In any given year, field history, along with the weather, determine the suitability of a field for a particular crop. On many farms in the northeast US, any one field (or bed) is usually not interchangeable with all the others on the farm. Fields, even beds, have unique attributes because of soil parent material and landscape position. Even if soils are similar, microclimates, access to irrigation, and distance to roads or packing facilities cause some fields to be better suited  for  certain  crops.  Some fields are simply more productive; others have particular histories or problems that preclude certain crops or rotations. Expert farmers understand that each field’s biological management is central to the long-term success of the overall farm business. They monitor and manage crop rotation to limit negative impacts on any one field. Biological guidelines come into decisions at every convenient opportunity (for example, a field that was too wet for a planned early spring crop is now open for a cover crop). Biological guidelines also enter into decisions when a problem becomes evident and must be addressed (for example, a soilborne disease such as Phytophthora).

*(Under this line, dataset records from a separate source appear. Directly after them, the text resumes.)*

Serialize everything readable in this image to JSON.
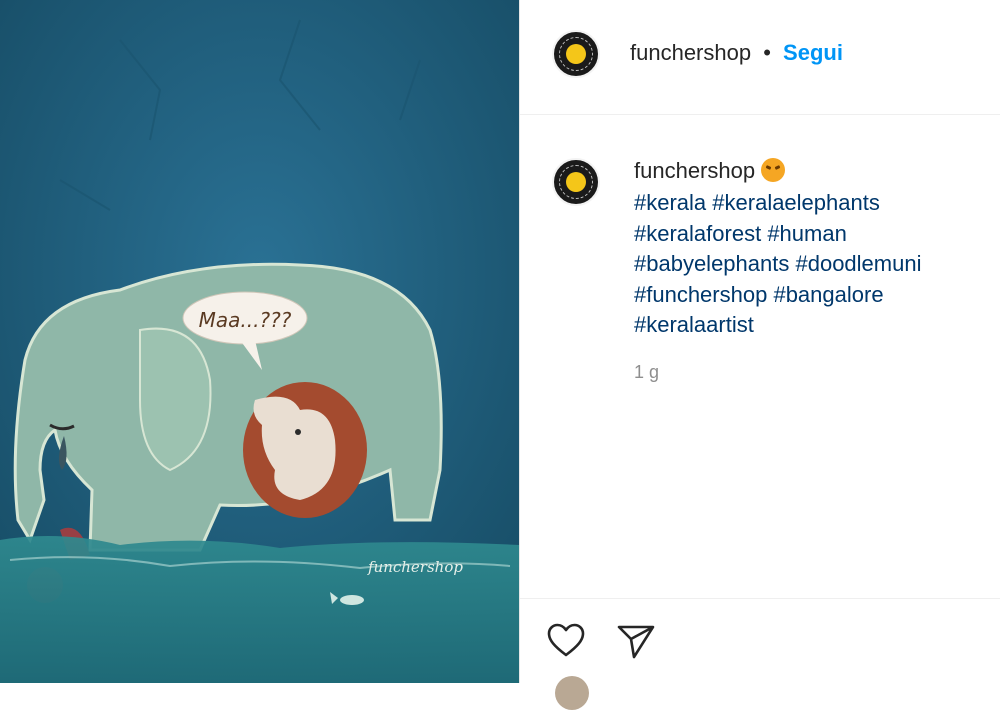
{
  "post": {
    "image": {
      "speech_bubble": "Maa...???",
      "signature": "funchershop"
    }
  },
  "header": {
    "username": "funchershop",
    "separator": "•",
    "follow_label": "Segui"
  },
  "caption": {
    "username": "funchershop",
    "emoji": "angry-face-emoji",
    "hashtags": [
      "#kerala",
      "#keralaelephants",
      "#keralaforest",
      "#human",
      "#babyelephants",
      "#doodlemuni",
      "#funchershop",
      "#bangalore",
      "#keralaartist"
    ],
    "timestamp": "1 g"
  },
  "actions": {
    "like_icon": "heart-icon",
    "share_icon": "paper-plane-icon"
  },
  "colors": {
    "link_blue": "#0095f6",
    "hashtag_blue": "#00376b",
    "meta_gray": "#8e8e8e"
  }
}
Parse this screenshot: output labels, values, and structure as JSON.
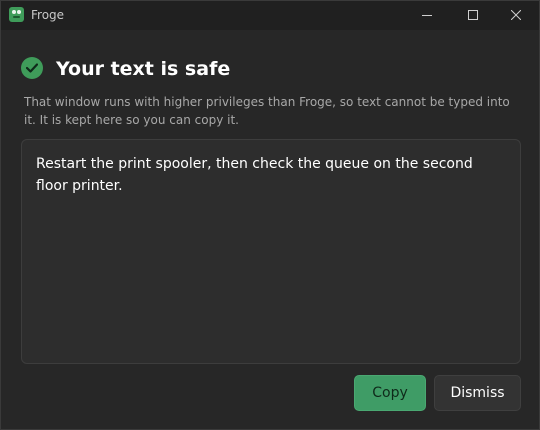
{
  "window": {
    "app_title": "Froge"
  },
  "dialog": {
    "heading": "Your text is safe",
    "description": "That window runs with higher privileges than Froge, so text cannot be typed into it. It is kept here so you can copy it.",
    "text_content": "Restart the print spooler, then check the queue on the second floor printer.",
    "copy_label": "Copy",
    "dismiss_label": "Dismiss"
  },
  "icons": {
    "app": "frog-icon",
    "status": "check-circle-icon",
    "minimize": "minimize-icon",
    "maximize": "maximize-icon",
    "close": "close-icon"
  },
  "colors": {
    "accent": "#3f9c66",
    "background": "#272727",
    "titlebar": "#202020"
  }
}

Frequently, expert farmers design crop sequences to set up for future key crops, in addition to meeting the current season’s production needs. For example, for a successful early seeding of a small-seeded crop like carrot the rotation sequence must be planned so that the residue of the previous crop will be fully broken down—providing the proper seedbed for the next season’s crop. Other sequences may be designed so that substantial spring growth of an overwintering cover crop precedes a heavy-feeding cash crop. For example, a field could be planted with a summer-harvested crop such as  sweet corn in the current year, so that a hairy vetch cover crop has time to establish in the fall and supply nitrogen for a heavy-feeding cucurbit the following spring. High-value crops that are difficult to grow are often pivotal in determining a rotation, because they are the most critical in terms of both the business and the biology of the farm.

Of course, plans don’t always go as expected. Market opportunities or weather may dictate a change in a rotation (sidebar 2.5). Seed may not be available or viable. A field may have weed problems or a pest outbreak that is best addressed by rotation. The experts build flexibility and responsiveness into their annual plans.

Expert farmers often need to make decisions for individual fields on the fly, based on their experience and knowledge of each field and the overall farm. They know what can go wrong. They know the limits of their systems. As business managers, they are continually reviewing the farm and its operational capabilities. Many farmers rely on their mental categorization of crops and fields (described in sidebar 2.9) which makes the quick substitution of crops easier. A tool for crop categorization and allocation of crops to fields is introduced in chapter 5.

Expert farmers balance the farm business, farm management, and field biology. Since they manage their systems intuitively, they do not always distinguish farm planning from crop rotation planning. For example, choosing the crop mix is a market-driven business decision, which is coupled with the allocation of crops to fields, which is a biological and logistical decision.